No puede decirse que el gobierno de Hitler no fuera un distraído equipo de friquis, que, de no haber ido las cosas como fueron, bien podrían formar una pandilla callejera en un cómic underground. Goebbels, un cojo y mentiroso enloquecido, no dudó en asesinar a sus hijos e hijas cuando vio que la realidad no era como él la predicaba. Goering, un gordinflón drogadicto engalanado con uniformes de color azul celeste, operaba como un cleptómano saqueador de los museos de Europa. Himmler, un burócrata maníaco de papadita ridícula, creía en las brujas y en que el pueblo alemán tenía un origen mitológico. Heydrich, el único que se parecía físicamente al tipo ario de la propaganda nazi, fue un ligón compulsivo expulsado de la marina de guerra con deshonor, que encontró su destino como el carnicero de Praga. Eichmann, el más anodino, fue el funcionario capaz de organizar la logística del mayor genocidio de la historia, inspirador de uno de los tópicos más divulgados de la teoría política del siglo XX: la banalidad del mal. Y, por último, el jefe de todos ellos, un pintamonas herido en su amor propio porque suspendió el examen de acceso a la escuela de bellas artes en la misma convocatoria que ganó Oskar Kokochska y se juró que el mundo entero pagaría esta afrenta de la élite cultural a cuyos representantes condenó como artistas degenerados.

El mismo motivo, la venganza contra la élite –fight, fight, fight-, ha sido el motor que ha llevado a míster Trump a la presidencia de su país y, por extensión, al trono de emperador de esta parte del planeta. Sin entrar en más detalles, Hitler y Trump tienen un par de rasgos en común. Ambos son personajes frustrados en su profesión original, cuando tal vez aspiraban a ser gente decente y constructiva: el primero fue un falso artista pintor y el segundo es un falso empresario. Los dos son individuos desquiciados, impostores que arrojan sobre la sociedad el coste de sus frustraciones. El otro rasgo compartido es un físico exageradamente grotesco y extravagante, que sugiere una caricatura reconocible en unos pocos trazos: un flequillo y un bigotito en el primer caso y una cresta de color calabaza en el segundo.

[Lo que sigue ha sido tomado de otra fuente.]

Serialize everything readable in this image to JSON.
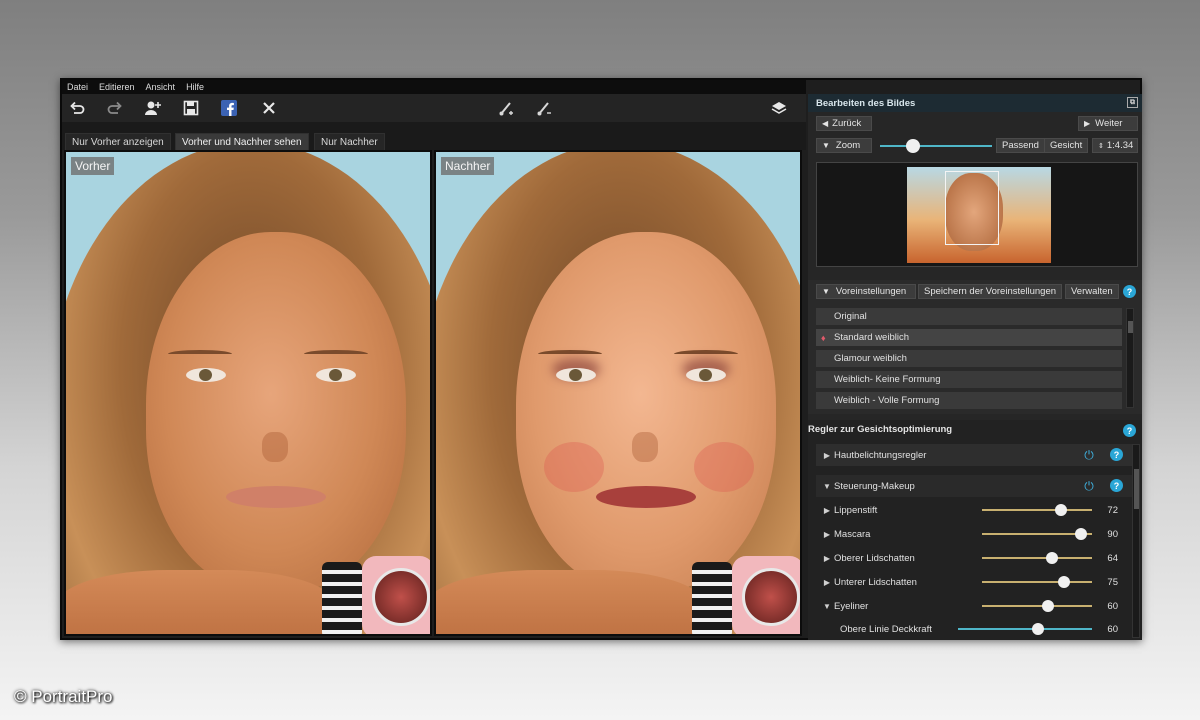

Tal vez este segundo sea la reencarnación del primero, después de pasar por la peluquería. ¿Eterno retorno? ¿Pesadilla védica?

Los primeros cuates del futuro gobierno de Trump que van saliendo a la luz confirman el presagio. Un tal Matt Gaetz, investigado por tráfico de imágenes guarras y por ayuntamiento carnal con una menor, será fiscal general de la república; un Kennedy resentido por el glamur de sus ancestros y conspiranoico chiflado que cree que el coronavirus fue diseñado por una mente maléfica para exterminar a todos los grupos humanos que no sean judíos o chinos, será secretario del departamento de salud; otro tal Pete Hegseth, presentador de televisión se postula al frente del departamento de defensa y del mayor ejército del mundo, y el inevitable Elon Musk, este sí, salido de un tebeo de Marvel, se ocupará de purgar la administración pública de varias decenas de miles de funcionarios, dirigirá el mayor servicio de espionaje, propaganda y cretinización social de la historia a través de la red X de su propiedad y marcará el sesgo de la economía y la investigación a través de sus empresas automovilísticas y aeroespaciales para colonizar Marte con los supervivientes de su gestión en la Tierra. A estas figuras hay que añadir la tropilla de incondicionales del presidente caracterizados porque en el pasado le odiaron y ahora le adoran, como el propio vicepresidente míster Vance, cuya abuela tenía un arsenal de diecinueve pistolas para defenderse de los malos. Comparado con el poder real, militar y económico, que acumula esta pandilla al servicio de un delincuente convicto por treinta y cuatro delitos y pendiente de otros varios juicios por el intento de revertir resultados electorales, hurtar documentos clasificados e instigar el asalto al Capitolio, los jerarcas nazis no pasaban de malotes de guardería. Ojalá te toque vivir tiempos interesantes, dice la maldición china.